Tackling the Logistics
Logistically speaking, Lunar New Year can create major headaches for importers and exporters who often spend months in advance preparing for the potential impacts. Even when the holiday is over, it may still take Chinese factories one to two months to return to normal operations. This is due to an increasing trend of employees unexpectedly not returning to work, Triad explains.
“Following the Chinese New Year holiday, workers explore alternative job options, making this period traditionally the peak season for job-hopping in China,” it says. “Historically, more than 25% of manufacturing employees do not return to work after the Chinese New Year. The vacant positions result in slower post-holiday production operations.”
Strong Partnerships and Good Communications
While it may be too early to predict exactly how the 2021 Lunar New Year will play out for the world’s importers and exporters, there are some steps that all companies can be taking now to shield themselves from the impacts.
Along with working to keep their own workplaces safe and their employees healthy, companies can take this time to plan out their logistics and transportation needs for the next few months.
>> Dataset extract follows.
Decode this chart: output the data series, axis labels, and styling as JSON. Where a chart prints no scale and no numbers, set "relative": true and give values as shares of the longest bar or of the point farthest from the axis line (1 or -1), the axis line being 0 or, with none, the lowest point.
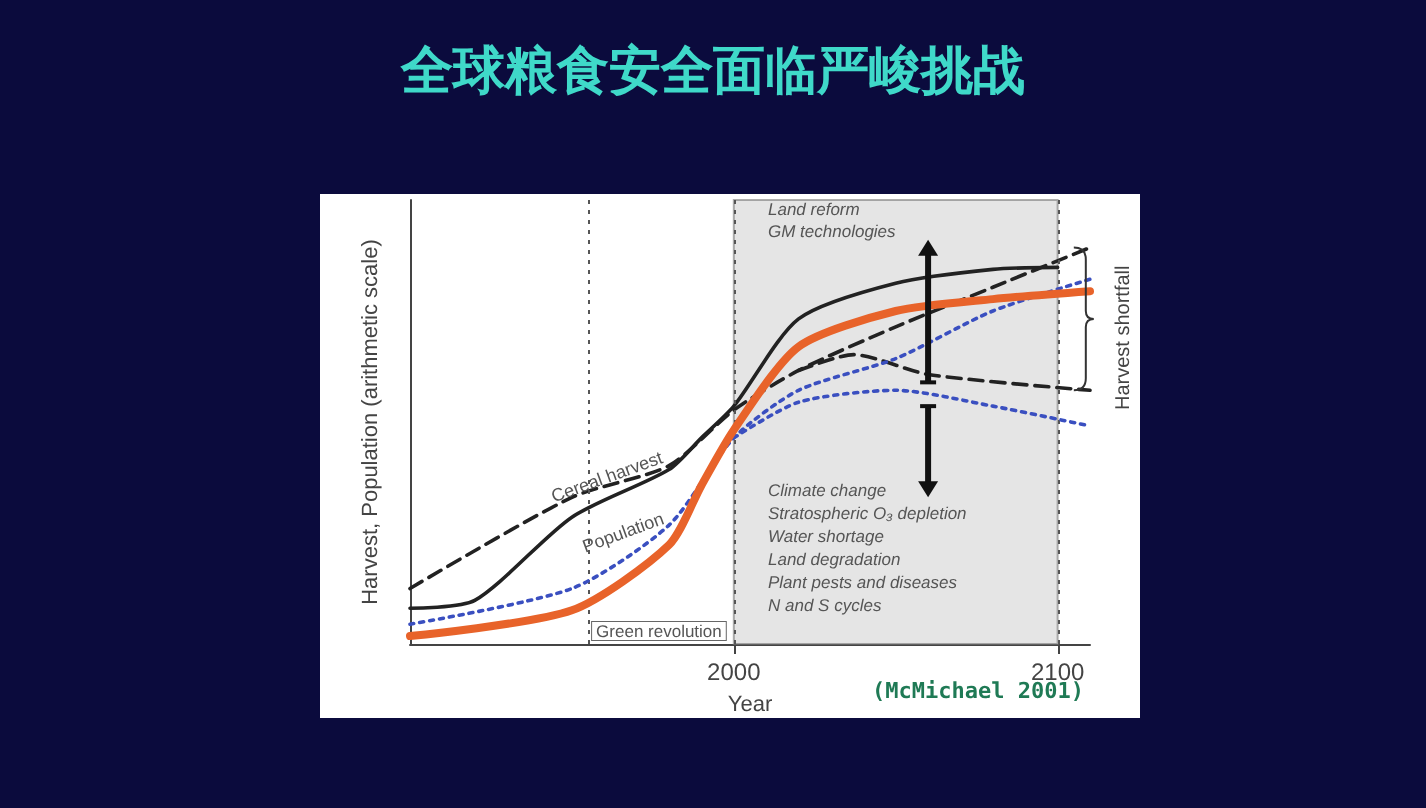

By sharing these insights with their logistics partners now, shippers can secure freight capacity in advance while also working around the lengthy holiday period.
Now is also a good time to reconfirm your suppliers’ schedules (particularly for those shipments coming from China), place orders in advance, and reassess forecasts for the next few months. Expect the unexpected, anticipate longer shipping periods, and be ready to fork over a little more money to cover the cost of shipping.
“Open up the lines of communication with all of your business partners and make sure everyone is on the same page and aware of the potential disruptions that could occur,” says Peter Nordstrom, Executive Vice President Head of Ocean Services – Americas Region, DB Schenker. “Build relationships with partners like DB Schenker, which will help you lay out contingency plans before the event occurs and then recover quickly once the holiday is over.”